A professora salientou que o Brasil é membro efetivo do Gafi desde junho de 2000 e precisa estar adequado às recomendações exigidas. Esclareceu que o Brasil ainda não cumpre as 40 recomendações mas tem procurado sanar essa questão com a sua implementação gradativa, encontrando-se numa situação considerada boa.

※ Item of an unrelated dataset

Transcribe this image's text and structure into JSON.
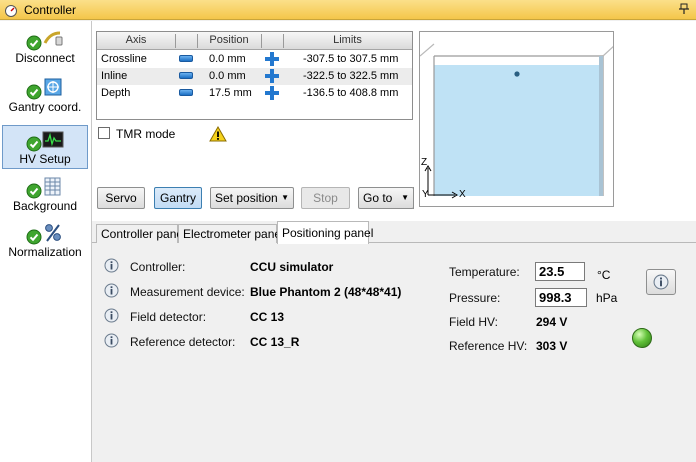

Maria Balbina Rizzo falou ainda sobre as políticas e procedimentos específicos contra a lavagem de dinheiro no âmbito das instituições financeiras; sobre a criação do Conselho de Controle de Atividades Financeiras (Coaf) que possui duas vertentes de atuação, uma como inteligência do setor financeiro do Brasil e outra como órgão de supervisão. É o órgão que recebe as mensagens das operações financeiras e hierarquiza as suspeitas. “O Coaf pega toda essa matéria prima e comunica às autoridades competentes para a instauração dos procedimentos cabíveis quando concluir pela existência de indícios da prática desse crime ou de qualquer outro ilícito”, enfatizou. Por fim, ponderou que, sem dúvida, todo o trabalho preventivo é menos custoso que uma ação reparadora.